96年、レースクイーンを務める地元の先輩に「私の現場サポートをやってほしい」と、声をかけられ、国内有数のサーキットである栃木県のツインリンクもてぎへ。多くの観客、颯爽と立つレースクイーンなど、きらびやかな光景を目の当たりにしたことで、自身もサーキットの華となる道へ進んだ。

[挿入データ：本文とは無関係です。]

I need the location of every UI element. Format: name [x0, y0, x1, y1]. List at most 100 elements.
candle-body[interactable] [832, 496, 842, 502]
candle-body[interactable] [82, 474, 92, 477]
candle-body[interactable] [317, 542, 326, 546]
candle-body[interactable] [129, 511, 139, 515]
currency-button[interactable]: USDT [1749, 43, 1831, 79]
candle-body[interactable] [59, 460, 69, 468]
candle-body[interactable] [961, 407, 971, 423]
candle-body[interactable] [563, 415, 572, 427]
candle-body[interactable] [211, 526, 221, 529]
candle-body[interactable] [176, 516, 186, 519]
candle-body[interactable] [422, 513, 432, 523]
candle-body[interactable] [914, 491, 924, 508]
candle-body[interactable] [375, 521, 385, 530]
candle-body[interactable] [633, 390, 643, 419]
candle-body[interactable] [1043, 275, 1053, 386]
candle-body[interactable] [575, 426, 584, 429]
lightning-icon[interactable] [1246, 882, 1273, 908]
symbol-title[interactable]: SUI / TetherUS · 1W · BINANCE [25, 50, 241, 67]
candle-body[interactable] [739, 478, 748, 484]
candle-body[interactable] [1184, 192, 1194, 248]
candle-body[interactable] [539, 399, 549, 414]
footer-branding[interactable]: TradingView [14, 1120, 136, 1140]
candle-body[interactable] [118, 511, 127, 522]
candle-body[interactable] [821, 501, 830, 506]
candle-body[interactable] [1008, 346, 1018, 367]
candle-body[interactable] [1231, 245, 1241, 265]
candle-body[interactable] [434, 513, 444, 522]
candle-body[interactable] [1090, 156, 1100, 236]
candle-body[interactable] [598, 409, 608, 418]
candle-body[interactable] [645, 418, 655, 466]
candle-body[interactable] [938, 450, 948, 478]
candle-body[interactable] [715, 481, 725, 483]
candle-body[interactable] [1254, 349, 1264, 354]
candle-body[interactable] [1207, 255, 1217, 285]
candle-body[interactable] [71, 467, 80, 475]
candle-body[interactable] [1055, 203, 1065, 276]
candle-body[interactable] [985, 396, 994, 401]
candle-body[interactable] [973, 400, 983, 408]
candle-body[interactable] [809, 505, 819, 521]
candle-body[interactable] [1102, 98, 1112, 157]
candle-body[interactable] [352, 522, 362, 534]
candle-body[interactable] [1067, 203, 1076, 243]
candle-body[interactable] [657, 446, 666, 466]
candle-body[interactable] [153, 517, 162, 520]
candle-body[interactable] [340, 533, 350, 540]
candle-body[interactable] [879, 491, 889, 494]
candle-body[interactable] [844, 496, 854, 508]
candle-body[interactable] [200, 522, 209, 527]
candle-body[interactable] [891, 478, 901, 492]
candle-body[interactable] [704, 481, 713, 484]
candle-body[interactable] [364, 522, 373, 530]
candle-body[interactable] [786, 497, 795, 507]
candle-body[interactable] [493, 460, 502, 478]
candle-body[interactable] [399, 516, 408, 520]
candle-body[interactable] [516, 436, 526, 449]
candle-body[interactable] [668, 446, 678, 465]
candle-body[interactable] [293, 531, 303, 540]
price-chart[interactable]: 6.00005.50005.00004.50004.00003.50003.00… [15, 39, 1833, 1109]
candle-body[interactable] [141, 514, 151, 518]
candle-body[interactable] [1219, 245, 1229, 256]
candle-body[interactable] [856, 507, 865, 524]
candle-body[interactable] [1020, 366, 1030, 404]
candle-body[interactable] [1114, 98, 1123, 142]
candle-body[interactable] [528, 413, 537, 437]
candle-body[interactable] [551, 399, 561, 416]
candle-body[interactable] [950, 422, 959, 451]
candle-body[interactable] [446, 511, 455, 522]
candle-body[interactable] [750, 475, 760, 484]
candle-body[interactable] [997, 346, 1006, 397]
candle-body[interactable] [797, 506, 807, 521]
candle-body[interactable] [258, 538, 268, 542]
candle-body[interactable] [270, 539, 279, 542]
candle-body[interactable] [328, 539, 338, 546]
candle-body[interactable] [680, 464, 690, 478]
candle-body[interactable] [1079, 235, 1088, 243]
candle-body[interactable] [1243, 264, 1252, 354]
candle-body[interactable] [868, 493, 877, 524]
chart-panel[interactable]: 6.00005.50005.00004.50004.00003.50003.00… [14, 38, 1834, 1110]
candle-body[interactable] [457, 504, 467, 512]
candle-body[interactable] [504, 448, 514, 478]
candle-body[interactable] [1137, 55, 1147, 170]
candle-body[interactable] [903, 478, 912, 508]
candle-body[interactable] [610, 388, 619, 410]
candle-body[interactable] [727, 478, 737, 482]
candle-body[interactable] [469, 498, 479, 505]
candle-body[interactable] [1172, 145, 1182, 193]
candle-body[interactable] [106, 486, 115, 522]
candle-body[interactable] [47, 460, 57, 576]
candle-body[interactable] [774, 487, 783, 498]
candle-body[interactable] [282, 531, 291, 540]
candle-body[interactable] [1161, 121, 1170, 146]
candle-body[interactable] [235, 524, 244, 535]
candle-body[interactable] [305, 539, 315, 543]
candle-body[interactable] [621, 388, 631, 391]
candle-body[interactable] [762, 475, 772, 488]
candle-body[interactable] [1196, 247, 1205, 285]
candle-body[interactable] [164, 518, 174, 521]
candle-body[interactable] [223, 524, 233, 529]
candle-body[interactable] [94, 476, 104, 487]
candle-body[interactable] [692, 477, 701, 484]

「初めて合格したのは、99年の全日本GT選手権での『チームNISMO』でした。先輩にくっついて見ていた90年代後半のサーキットは、ファンとの距離がまだ遠くて、ガードが固かったんです。ロープが張られて、近距離で接するのは許されなかった。でも、99年頃から、全日本GT選手権では状況が変わったんですね。ある人気のレースクイーンに“親衛隊”ができて、彼女がフレンドリーに彼らと交流することで、現在のようなファンとの近しい関係が始まったと言われています」
今でこそ、レースクイーンとファンとの距離はSNSを通じて、緊密になった。が、フェイスブックやツイッターの日本語版サービス開始が08年、さらにさかのぼって、アメーバブログが04年スタートであることを鑑みれば、00年代初めのコミュニケーションツールはどのようなものだったのか。再び、菅谷さんの話。
「ファンとのやりとりができる唯一の手段は、パソコンのホームページだったんですよ。熱心なファンが立ち上げてくれるわけです。レースクイーンの間では、自分のHPを作ってもらえたら一人前という認識でした。それから20年弱で、今のように進化するわけですから、この先ってどうなるんですかね。ちょっと興味があります」
コミュニケーションツールのほかに、00年代の特徴を菅谷さんはこう指摘する。
「やっぱり、コスチュームの変更ですよね。99年の時点で、ハイレグ水着をまだ採用していたレーシングチームもあったんです。たしか、『PIAA NAKAJIMA RACING』でしたね。でも、00年あたりからどのチームもへそ出し、ミニスカートのセパレートタイプに変わったんですよ。大きな理由としては……そのころハイレグ水着を着たレースクイーンへの盗撮が問題視されていて。品のないセクシャルな部分だけがクローズアップされることへの対抗策だと聞きました」
ちなみに、菅谷さんは02年、全日本GT選手権に参戦したチーム『SP AIR Team国光with MOON CRAFT』でレースクイーンを務めた際、自身でデザインを手掛けたコスチュームを着用。これは、当時も今も非常に珍しいケースだ。
「最初に見せてもらったデザインに、ちょっと違和感があって。だったら、自分で作らせてほしいと。すんなり、通ってしまったんです(笑)。今は華やかで凝ったデザインが多いですよね。可愛いコスチュームを着て、人前に立ちたいっていうのは、レースクイーン志望者が絶えない理由のひとつなのかなって感じます」
05年、全日本GT選手権は出走参加台数の増加、レースの国際化に伴い、SUPER GTに名称を変更。日本で最もメジャーなカーレースとなっていく。それと歩調を合わせるように、
レースクイーンも活気づき、ファンとのコミュニケーションはいっそう密接になった。
だが、至近距離で交流できる女神として、ひとり勝ちはできなかった。
2010年代、AKB48を主軸とした“身近なアイドルグループ”の台頭により、レースクイーンは新たな方向性を模索しなくてはならなかった。